Aujourd'hui si on demande huit flacons, on a les huit flacons.
De leur côté, derrière la porte d'une pièce transformer en cabinet médical, les deux infirmières finissent de s'occuper d'Elodie qui, de toute évidence, ne rentre pas dans les critères actuels de vaccination. Coup de chance pour la jeune femme qui accompagnait ses deux parents, éligiblesalors que le centre s'apprête à fermer, il restait une dose dans un flacon, et c'est elle qui, aujourd'hui, en a bénéficié.
De 7h15 à 22 heures
Il est 17 heures. Philippe Marchand met un tour de clé dans la serrure de la salle polyvalente, et se dirige vers sa voiture. La journée est loin d'être terminée. Marlène et Dominique partent faire la tournée à domicile de leurs patients, et le médecin, lui, rejoint son cabinet. Pour s'occuper des grippes, des angines et des rougeoles des habitants de la commune. Mais il n'en a pas fini avec le Covid.

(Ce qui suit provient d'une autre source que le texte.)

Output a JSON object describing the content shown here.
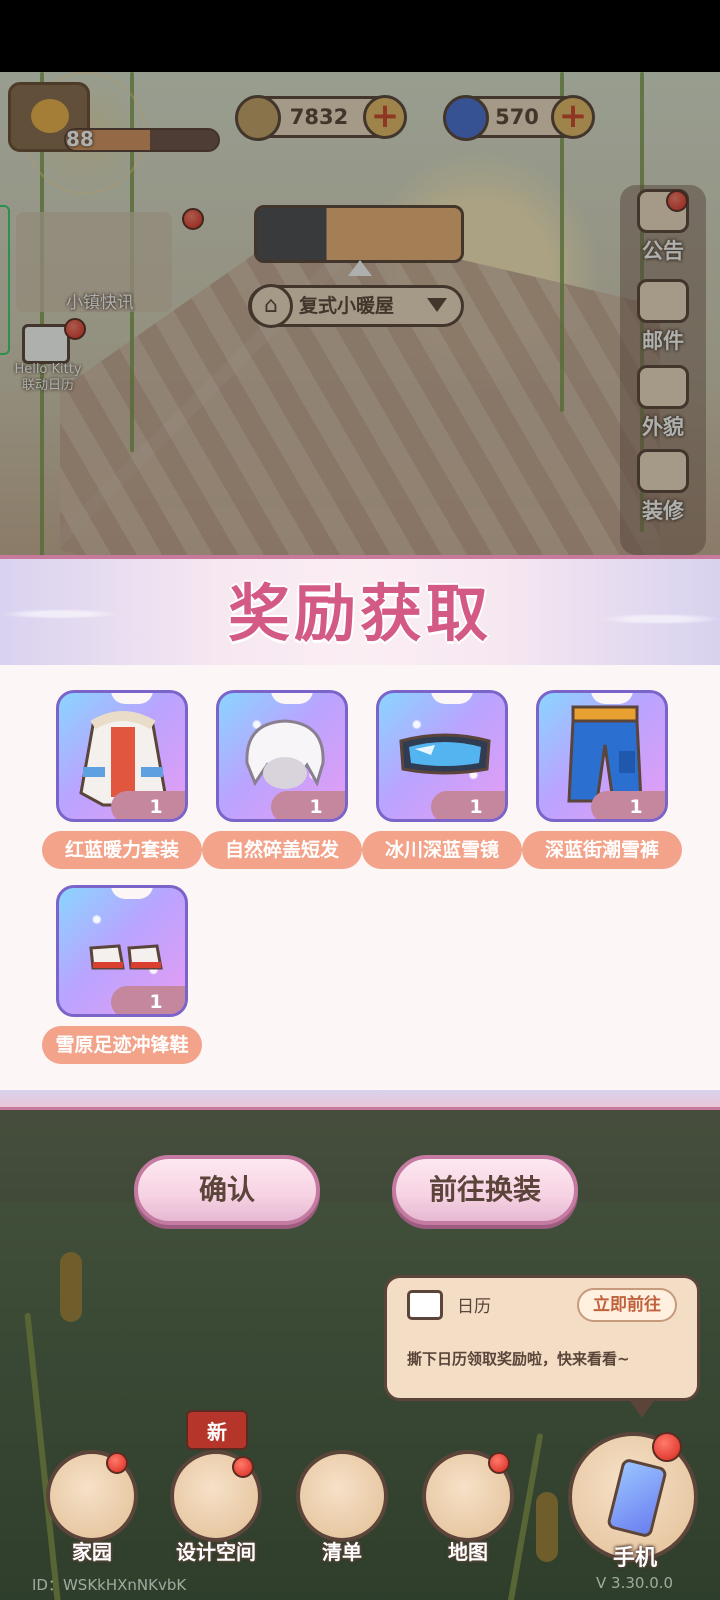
{
  "hud": {
    "level": "88",
    "xp_fraction": 0.55,
    "currencies": [
      {
        "icon": "coin-icon",
        "value": "7832",
        "color": "#c8a268"
      },
      {
        "icon": "swirl-gem-icon",
        "value": "570",
        "color": "#4a6fd8"
      }
    ]
  },
  "left_menu": {
    "news_label": "小镇快讯",
    "calendar_label_1": "Hello Kitty",
    "calendar_label_2": "联动日历"
  },
  "house_selector": {
    "name": "复式小暖屋"
  },
  "right_menu": [
    {
      "label": "公告",
      "icon": "announcement-icon"
    },
    {
      "label": "邮件",
      "icon": "mail-icon"
    },
    {
      "label": "外貌",
      "icon": "avatar-appearance-icon"
    },
    {
      "label": "装修",
      "icon": "house-decorate-icon"
    }
  ],
  "dialog": {
    "title": "奖励获取",
    "rewards": [
      {
        "name": "红蓝暖力套装",
        "qty": "1",
        "icon": "winter-jacket-icon"
      },
      {
        "name": "自然碎盖短发",
        "qty": "1",
        "icon": "white-short-hair-icon"
      },
      {
        "name": "冰川深蓝雪镜",
        "qty": "1",
        "icon": "ski-goggles-icon"
      },
      {
        "name": "深蓝街潮雪裤",
        "qty": "1",
        "icon": "blue-snow-pants-icon"
      },
      {
        "name": "雪原足迹冲锋鞋",
        "qty": "1",
        "icon": "snow-sneakers-icon"
      }
    ],
    "confirm_label": "确认",
    "goto_label": "前往换装"
  },
  "toast": {
    "title": "日历",
    "go_label": "立即前往",
    "message": "撕下日历领取奖励啦，快来看看~"
  },
  "bottom_nav": {
    "new_badge": "新",
    "items": [
      {
        "label": "家园",
        "icon": "home-icon"
      },
      {
        "label": "设计空间",
        "icon": "design-space-icon"
      },
      {
        "label": "清单",
        "icon": "checklist-icon"
      },
      {
        "label": "地图",
        "icon": "owl-map-icon"
      }
    ],
    "phone_label": "手机"
  },
  "footer": {
    "uid": "ID：WSKkHXnNKvbK",
    "version": "V 3.30.0.0"
  },
  "colors": {
    "title_pink": "#d45a86",
    "name_pill": "#f2a38a",
    "qty_pill": "#c4879d",
    "outline_brown": "#5b443a",
    "notify_red": "#d7281f"
  }
}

"J'arrête les consultations à 20 heures, et après, je dois m'occuper des soixante dossiers des patients qu'on a vaccinés dans la journée, pour être à jour. Et le matin, en plus des consultations, j'ai la clinique de Luri. Ca fait des belles journées, de 7h15 à 22 heures !"
Mais pas question, là encore, de se plaindre, ou d'attendre des louanges. Au centre médical de Luri, depuis un an, on fait son boulot, du mieux qu'on peut, et les résultats sont là. 1.300 vaccinés, très peu d'hospitalisations, et un seul décès du Covid19 dans le Cap Corse. Pour Philippe, Dominique et Marlène, ça vaut toutes les médailles du monde.